Apollo gags into his hands.
Athena brings up Widget’s holographic screen, and does a lot of tapping that Phoenix is too shocked to pay attention to and Apollo is too nauseous to care about.
“Apollo! This means you’re…” she taps some more, frowning at the screen. “...Mr Wright’s second cousin, once removed.”
“I’m gonna remove myself in a minute,” Apollo groans.
“Hey! Come on, Pollo, it’s not that bad being related to me. Look at Trucy!”
“I’m more related to you than Trucy is,” he butts back before freezing as he realises what he’s actually just said. “Holy Mother, I’m more related to you than Trucy is. This is the worst day of my life.”
Okay. That’s a little harsh, given everything that’s happened to him - getting blown up, and violently assaulted, and finding out his long-lost father had been dead for three days and he had been talking to his channelled spirit - but, well. He supposes Apollo’s ‘worst day’ is his own opinion.
It also means, as well as being his daughter, Trucy would also be his second step-cousin once removed. It's funny how family works, really. But he can't really tell either of them that. They still don't know they're related.
“That’s so weird to think about,” Phoenix murmurs in thought. “My great grandma is your great great grandma, Apollo.”
“There’s nothing great about this!” Apollo shrieks, mortified. “We’re cousins!”
“How distantly related do you have to be to make it not a conflict of interest in court?”
Athena scoffs. “The judge never cares about conflict of interest in court. If he did, half of our trials would've never gone ahead.”
“Sorry, but it sounded like you were thinking of making this public,” Apollo hisses. “I'd rather die.”

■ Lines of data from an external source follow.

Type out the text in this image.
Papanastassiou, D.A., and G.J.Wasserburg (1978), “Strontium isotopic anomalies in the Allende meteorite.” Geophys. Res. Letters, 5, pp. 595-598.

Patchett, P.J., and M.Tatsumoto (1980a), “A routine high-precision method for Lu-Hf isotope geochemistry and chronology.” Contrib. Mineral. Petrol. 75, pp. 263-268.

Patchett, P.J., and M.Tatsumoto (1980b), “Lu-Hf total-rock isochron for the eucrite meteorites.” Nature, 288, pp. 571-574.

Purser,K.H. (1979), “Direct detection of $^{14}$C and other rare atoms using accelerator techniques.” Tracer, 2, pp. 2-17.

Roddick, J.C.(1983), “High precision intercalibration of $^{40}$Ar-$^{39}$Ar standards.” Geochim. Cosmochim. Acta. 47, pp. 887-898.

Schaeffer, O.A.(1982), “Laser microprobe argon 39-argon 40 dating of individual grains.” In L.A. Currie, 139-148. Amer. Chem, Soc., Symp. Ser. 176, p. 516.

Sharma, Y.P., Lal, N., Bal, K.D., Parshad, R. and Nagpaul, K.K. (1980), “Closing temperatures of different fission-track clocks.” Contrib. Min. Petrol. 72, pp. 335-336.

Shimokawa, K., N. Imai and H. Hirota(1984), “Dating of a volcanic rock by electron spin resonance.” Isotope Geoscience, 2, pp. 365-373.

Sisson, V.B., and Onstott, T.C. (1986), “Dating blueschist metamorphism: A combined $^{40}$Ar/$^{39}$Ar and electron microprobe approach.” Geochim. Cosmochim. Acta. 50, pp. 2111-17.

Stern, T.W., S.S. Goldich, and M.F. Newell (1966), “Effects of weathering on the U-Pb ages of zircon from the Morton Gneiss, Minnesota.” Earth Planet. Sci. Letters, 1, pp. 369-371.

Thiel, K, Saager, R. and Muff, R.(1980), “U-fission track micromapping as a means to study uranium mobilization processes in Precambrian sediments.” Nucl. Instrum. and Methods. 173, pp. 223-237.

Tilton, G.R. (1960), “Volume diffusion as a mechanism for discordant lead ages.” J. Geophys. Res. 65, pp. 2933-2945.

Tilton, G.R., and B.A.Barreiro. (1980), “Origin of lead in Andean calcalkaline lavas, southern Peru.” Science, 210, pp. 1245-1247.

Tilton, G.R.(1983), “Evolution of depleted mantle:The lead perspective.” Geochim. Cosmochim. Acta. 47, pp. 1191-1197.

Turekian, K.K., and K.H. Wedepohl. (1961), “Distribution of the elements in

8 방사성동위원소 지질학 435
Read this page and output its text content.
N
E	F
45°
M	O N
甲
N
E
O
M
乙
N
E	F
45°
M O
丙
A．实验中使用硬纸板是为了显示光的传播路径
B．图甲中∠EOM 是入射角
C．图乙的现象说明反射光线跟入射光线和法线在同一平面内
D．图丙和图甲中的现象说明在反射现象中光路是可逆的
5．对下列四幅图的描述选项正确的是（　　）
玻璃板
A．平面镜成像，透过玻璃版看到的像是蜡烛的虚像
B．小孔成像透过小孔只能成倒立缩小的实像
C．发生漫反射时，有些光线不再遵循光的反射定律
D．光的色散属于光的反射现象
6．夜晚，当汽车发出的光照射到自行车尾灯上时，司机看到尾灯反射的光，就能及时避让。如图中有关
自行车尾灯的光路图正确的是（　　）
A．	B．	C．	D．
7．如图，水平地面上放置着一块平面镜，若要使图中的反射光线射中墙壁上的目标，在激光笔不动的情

“Hey! I’m a renowned lawyer, buddy! It'd be good to have some family contacts in the legal world.”
Apollo looks scandalised. “My dad was the most famous defense attorney in his entire country. The country where I work, and it would actually matter. You’re just- some guy from California!”
“Just some guy? I thought you used to idolise me!”
“Used to being the key phrase there."
“Hey, guys!” The door to the WAA swings open and there is his darling daughter, fresh out of school for the afternoon and blissfully unaware of everything that has taken place in the last ten minutes. Her face slowly drops as she surveys the room and sees everyone staring in abject horror and Phoenix banished on his office chair to the corner of the room.
“Nothing!” Athena squeaks even though she hadn’t been asked anything, and wastes no time hiding underneath her desk and silencing Widget with a hand over his little speakers. “We weren’t talking about anything!”
In the next few seconds, some sort of wiring must get messed up in Phoenix’s brain - because where he means to say ‘Hello, sweet Trucy, I missed you very much, how was school’ - or something reasonable along those lines, what he actually says is:
“I- we- Polly and I are related,” he blurts out feebly instead.
Apollo bangs his head onto the desk.